Later in the evening Rep. Eric Pettigrew responded to an invitation to meet with a parent who has been traumatized by the lack of services and responses for services needed for her son who is diagnosed with Down Syndrome, extreme Autism, Behavioral disabilities and is non verbal. Any clear thinking person would think that this child and mother is being supported by our state and other funded systems and services. Our systems are complex and too often do not get to those who need them most. This mother is Ethiopian American and her son African American as he was born right here in Swedish Hospital.  She has done everything any would expect her to do. Her story is sad but more usual than any who is not engaged with our parents would think.  She is not unintelligent, she owns her own successful business and her other child entered University of Oregon at age 16.

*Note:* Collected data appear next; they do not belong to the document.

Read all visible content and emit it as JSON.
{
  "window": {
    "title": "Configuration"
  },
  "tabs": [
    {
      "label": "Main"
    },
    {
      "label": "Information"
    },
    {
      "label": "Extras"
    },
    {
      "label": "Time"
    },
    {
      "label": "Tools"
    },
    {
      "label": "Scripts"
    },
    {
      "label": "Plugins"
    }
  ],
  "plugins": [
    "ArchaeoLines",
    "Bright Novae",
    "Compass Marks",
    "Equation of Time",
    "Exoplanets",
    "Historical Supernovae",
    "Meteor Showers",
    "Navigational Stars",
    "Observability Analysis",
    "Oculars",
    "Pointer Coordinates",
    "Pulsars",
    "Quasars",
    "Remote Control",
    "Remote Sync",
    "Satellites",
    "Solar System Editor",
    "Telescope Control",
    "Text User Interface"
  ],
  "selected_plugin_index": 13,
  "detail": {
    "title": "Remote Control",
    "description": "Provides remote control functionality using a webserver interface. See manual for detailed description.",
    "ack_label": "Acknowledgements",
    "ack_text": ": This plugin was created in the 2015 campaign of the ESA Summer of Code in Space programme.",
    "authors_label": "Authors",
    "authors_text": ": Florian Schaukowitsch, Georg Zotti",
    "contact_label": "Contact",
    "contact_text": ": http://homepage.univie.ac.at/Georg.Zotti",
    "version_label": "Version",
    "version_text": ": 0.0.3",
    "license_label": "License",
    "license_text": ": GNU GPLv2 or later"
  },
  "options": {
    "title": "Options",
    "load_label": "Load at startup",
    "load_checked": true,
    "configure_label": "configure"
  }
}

In advocating for families of the most difficult students, I have learned many things. One thing I know is that privilege is what makes the difference. Privilege comes in many forms sometimes it is money, sometimes it is education, and sometimes is relationships.  Just wanting a good education for your child is not a guarantee that the child will be educated. She had the resources to get her daughter into private schools, but it take great wealth to care for an extremely disabled child outside of our public education, health and social service systems.

I visited Community Center for Education Results but this requires its own Dawn Seattle the Retired One Blog entry. I have to think about the conversation I had and who I had it with.